Le commerce équitable ne suffit pas

Publié le 01.05.2006

Le commerce équitable est dans l’air du temps. Le sondage réalisé pour le Ccfd et l’hebdomadaire Pèlerin le confirme : 42 % des personnes interrogées déclarent avoir acheté des produits du commerce équitable dans l’année, 65 % se disent prêtes à payer plus cher pour la qualité sociale et écologique. La demande d’éthique dans les biens de consommation est une tendance désormais bien enracinée dans l’opinion. Cela ne peut évidemment que nous réjouir.

Cet engouement croissant doit beaucoup au besoin de mettre nos actes et nos convictions en accord. De combien de quasi-esclaves, d’ateliers insalubres, de paysans ruinés ou soumis aux diktats de la grande distribution, de rivières polluées, de forêts arasées payons-nous notre recherche du moindre prix ? Le tourisme, devenu lui aussi un bien de consommation de masse, se prête aux mêmes interrogations.

Nous sentons bien que si les artisans de la fabuleuse croissance de l’économie chinoise sont sous-payés, travaillent dans des conditions que le mouvement social européen et américain a combattues à la fin du XIXe siècle et au début du XXe siècle, nous serons amenés à régresser.

Nous désapprouvons, mais nous ne savons pas très bien comment y remédier. Consommer nous relie à toutes ces dimensions de l’activité humaine, c’est donc par cet acte que nous voulons exprimer notre responsabilité et notre désir de changement.

Bien sûr le commerce équitable, le tourisme solidaire sont une manière de contribuer à transformer cet ordre des choses, mais il faut être clair : ce ne sera pas suffisant pour établir la justice sociale et la prise en compte des contraintes écologiques dans les relations économiques internationales.

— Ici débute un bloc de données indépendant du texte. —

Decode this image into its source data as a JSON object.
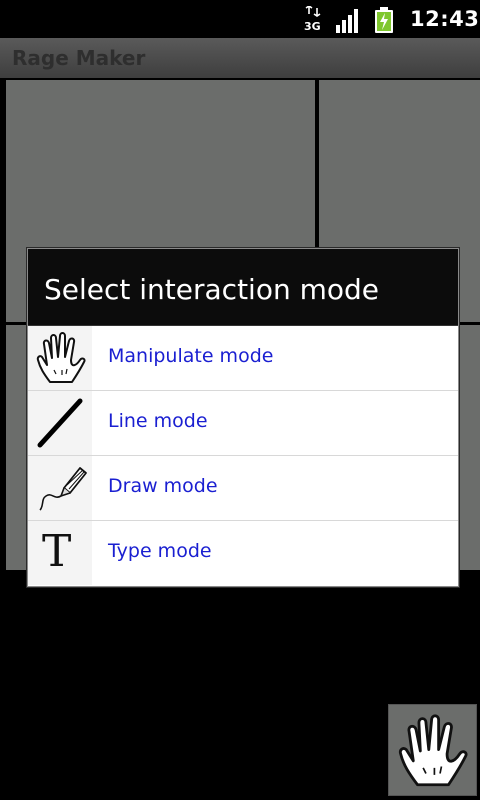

L’engagement des politiques publiques, des instances de régulation multilatérales (telles que l’Organisation mondiale du commerce, l’Organisation internationale du travail…), la liberté d’association des acteurs les plus modestes de l’économie sont indispensables.

Renforcer la présence et la cohérence du commerce équitable est nécessaire. Le pire serait que l’éthique devienne un simple argument commercial. Le piège serait de nous croire quittes une fois le paquet de café équitable déposé dans notre panier. L’écueil serait de nous replier sur des épiceries solidaires, fréquentées par des convaincus.

La démarche du commerce équitable est avant tout le témoignage d’une exigence, la preuve qu’un autre type de relation économique est possible. C’est une utopie créatrice en marche, adossée à un travail en profondeur auprès des décideurs économiques et politiques, soutenue par l’ampleur d’une consommation différente, à la portée de chacun.